Le Grand Conseil exhorte le gouvernement de redonner la priorité aux acteurs économiques «locaux ou régionaux». «Avec de la volonté, il y a certainement moyen de trouver des arrangements pour fixer de nouveaux seuils.» Joël Gaillard n’en démord pas: le canton du Valais doit revoir l’ordonnance sur les marchés publics de 2003 pour permettre aux adjudicataires – les Municipalités ou associations de communes – de pouvoir «donner la priorité aux acteurs économiques locaux et régionaux». Et ceci sans passer par une dénonciation de la convention, démarche qui impliquerait que notre canton fasse cavalier seul à l’avenir. Pour Joël Gaillard, cette façon de procéder ne ferait que conduire le Valais dans une autre impasse. «Mais ne rien faire est inimaginable pour la grande majorité du Grand Conseil.»
Le gouvernement minoré
Le député démocrate-chrétien n’est en effet de loin pas le seul à appeler de ses voeux des mesures protectionnistes. Par 86 voix contre 29, le Parlement valaisan a ainsi choisi la semaine dernière de soutenir sa motion plutôt que la contre-proposition plus sage défendue par le conseiller d’Etat Jean-Michel Cina. Le chef du Département de l’économie estimait que le Valais a déjà utilisé toute la marge laissée aux compétences du canton. «Pour pouvoir augmenter cette marge, il faut discuter avec les autres cantons. Mais il n’est pas possible d’imaginer que le Valais va sortir seul de l’accord intercantonal sur les marchés publics.» Jean-Michel Cina a promis devant le Parlement que le Conseil d’Etat allait entreprendre une révision de la législation cantonale sur les marchés publics «et proposer de relever les seuils jusqu’aux valeurs maximales possibles fixées dans l’accord intercantonal». Soit jusqu’à 100 000 francs pour la procédure de gré à gré; jusqu’à 150 000 francs pour les marchés de services et de construction de second oeuvre et jusqu’à 300 000 francs pour les marchés de construction du gros oeuvre.

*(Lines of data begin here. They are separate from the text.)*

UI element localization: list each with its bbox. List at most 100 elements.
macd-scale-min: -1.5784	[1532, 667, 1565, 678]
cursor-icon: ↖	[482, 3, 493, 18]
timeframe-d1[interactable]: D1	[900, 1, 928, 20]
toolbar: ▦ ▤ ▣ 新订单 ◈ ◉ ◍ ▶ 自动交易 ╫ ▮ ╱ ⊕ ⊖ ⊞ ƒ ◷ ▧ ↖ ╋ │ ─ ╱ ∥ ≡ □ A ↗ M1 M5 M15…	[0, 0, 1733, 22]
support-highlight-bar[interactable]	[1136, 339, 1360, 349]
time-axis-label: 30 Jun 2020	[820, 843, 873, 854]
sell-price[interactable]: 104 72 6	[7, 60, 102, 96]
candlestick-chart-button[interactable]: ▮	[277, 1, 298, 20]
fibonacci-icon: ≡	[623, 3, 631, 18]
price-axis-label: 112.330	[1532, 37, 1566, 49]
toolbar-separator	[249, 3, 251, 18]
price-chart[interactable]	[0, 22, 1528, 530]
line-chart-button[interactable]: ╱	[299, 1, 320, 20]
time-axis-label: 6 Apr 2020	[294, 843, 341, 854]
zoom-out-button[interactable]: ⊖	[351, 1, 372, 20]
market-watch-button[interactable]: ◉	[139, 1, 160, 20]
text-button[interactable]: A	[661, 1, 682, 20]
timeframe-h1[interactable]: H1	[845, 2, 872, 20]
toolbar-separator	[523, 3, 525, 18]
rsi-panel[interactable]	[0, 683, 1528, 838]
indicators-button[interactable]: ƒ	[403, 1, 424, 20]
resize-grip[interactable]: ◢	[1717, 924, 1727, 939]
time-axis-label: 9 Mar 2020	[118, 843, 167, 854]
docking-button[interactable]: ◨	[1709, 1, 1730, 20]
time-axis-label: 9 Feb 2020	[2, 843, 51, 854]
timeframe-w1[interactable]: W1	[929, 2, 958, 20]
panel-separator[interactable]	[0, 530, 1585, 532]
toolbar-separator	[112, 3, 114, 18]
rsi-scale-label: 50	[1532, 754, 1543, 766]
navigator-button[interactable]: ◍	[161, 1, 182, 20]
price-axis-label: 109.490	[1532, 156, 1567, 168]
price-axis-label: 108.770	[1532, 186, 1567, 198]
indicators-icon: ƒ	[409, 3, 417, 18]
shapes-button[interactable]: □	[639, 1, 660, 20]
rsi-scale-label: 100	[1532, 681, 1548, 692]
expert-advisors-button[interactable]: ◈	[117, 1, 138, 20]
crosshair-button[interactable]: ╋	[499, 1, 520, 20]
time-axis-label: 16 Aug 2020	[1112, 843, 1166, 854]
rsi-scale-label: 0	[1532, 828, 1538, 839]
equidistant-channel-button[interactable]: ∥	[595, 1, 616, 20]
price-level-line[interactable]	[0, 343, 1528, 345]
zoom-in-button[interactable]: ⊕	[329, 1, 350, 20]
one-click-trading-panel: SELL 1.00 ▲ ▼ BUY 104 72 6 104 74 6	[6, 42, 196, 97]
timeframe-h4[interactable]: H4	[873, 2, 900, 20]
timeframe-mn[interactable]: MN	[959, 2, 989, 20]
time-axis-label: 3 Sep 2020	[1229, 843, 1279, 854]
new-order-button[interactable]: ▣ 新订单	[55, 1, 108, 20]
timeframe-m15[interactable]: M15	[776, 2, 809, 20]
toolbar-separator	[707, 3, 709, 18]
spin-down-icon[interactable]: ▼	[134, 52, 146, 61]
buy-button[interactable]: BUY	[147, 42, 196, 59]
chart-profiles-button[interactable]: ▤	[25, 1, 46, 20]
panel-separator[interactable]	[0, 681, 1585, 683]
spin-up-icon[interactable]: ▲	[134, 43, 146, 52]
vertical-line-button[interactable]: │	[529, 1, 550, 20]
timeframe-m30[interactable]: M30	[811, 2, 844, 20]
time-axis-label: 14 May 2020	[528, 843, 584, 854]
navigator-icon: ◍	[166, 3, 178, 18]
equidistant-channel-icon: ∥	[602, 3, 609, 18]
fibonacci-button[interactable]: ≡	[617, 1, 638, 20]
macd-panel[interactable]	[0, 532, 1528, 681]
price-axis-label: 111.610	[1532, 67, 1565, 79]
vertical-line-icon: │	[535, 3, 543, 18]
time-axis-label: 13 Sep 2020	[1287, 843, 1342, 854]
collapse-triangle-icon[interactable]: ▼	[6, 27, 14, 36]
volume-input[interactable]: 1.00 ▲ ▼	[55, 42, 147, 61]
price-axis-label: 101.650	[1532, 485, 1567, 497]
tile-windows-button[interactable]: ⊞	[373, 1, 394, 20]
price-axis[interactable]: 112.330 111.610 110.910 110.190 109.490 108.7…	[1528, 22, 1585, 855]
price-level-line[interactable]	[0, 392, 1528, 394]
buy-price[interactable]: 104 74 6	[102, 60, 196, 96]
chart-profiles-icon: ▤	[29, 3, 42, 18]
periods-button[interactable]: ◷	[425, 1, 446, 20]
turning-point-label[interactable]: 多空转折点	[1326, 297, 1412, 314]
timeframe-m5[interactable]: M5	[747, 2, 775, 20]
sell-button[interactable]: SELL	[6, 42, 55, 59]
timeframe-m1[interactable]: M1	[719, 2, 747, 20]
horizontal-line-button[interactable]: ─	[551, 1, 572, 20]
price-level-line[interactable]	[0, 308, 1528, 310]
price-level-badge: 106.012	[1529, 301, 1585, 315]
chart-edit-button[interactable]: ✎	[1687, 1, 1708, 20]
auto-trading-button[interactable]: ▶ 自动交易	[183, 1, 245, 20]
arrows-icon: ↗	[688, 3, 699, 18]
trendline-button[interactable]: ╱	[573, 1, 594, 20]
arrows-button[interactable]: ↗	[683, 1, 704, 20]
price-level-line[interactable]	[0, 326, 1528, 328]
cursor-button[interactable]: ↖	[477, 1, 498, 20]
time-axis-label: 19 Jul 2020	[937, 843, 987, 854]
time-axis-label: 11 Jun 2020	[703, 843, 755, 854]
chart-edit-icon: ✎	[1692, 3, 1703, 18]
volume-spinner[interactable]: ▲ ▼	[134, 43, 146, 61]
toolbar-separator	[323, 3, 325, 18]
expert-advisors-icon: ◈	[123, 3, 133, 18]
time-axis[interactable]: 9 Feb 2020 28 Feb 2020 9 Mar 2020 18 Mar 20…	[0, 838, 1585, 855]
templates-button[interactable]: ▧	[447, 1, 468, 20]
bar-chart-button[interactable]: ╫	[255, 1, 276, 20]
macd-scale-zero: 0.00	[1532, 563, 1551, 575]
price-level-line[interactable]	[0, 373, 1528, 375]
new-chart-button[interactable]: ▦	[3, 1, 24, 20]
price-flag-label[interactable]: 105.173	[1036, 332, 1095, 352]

Insuffisant cependant aux yeux de Joël Gaillard et d’une large frange du Grand Conseil. Le député d’Orsières reconnaît certes que le Conseil d’Etat a utilisé au maximum la marge de manoeuvre que lui laissait encore l’accord intercantonal. «Mais cette marge, il ne l’avait que pour les procédures de gré à gré. Je regrette que suite à ce que j’avais développé il n’ait pas abordé une remise en question de cet accord sur les seuils pour les procédures sur invitations et les procédures ouvertes. C’est spécialement sur ces dernières que le bât blesse au niveau des métiers de la construction.»
A rebours du bon sens
Dans sa motion, Joël Gaillard dénonce ainsi un système à rebours du bon sens. «Cette législation n’est pas adaptée aux montants en jeu, à la géographie et au tissu économique de notre canton très dispersé et essentiellement composé de PME.» L’élu démocrate-chrétien regrette ainsi que le niveau des seuils et les critères d’adjudication actuels posent problème au niveau des distances à parcourir – avec les effets négatifs que cela implique sur l’environnement – ainsi qu’au niveau du retour sur investissement que sont en droit d’attendre les contribuables.
Pour Joël Gaillard, le seul moyen de sortir de cette impasse juridique et d’essayer d’apporter du bon sens et de la cohérence est de prendre contact – dans les meilleurs délais – avec les autorités d’autres cantons, spécialement romands, qui sont confrontées aux mêmes «aberrations économiques».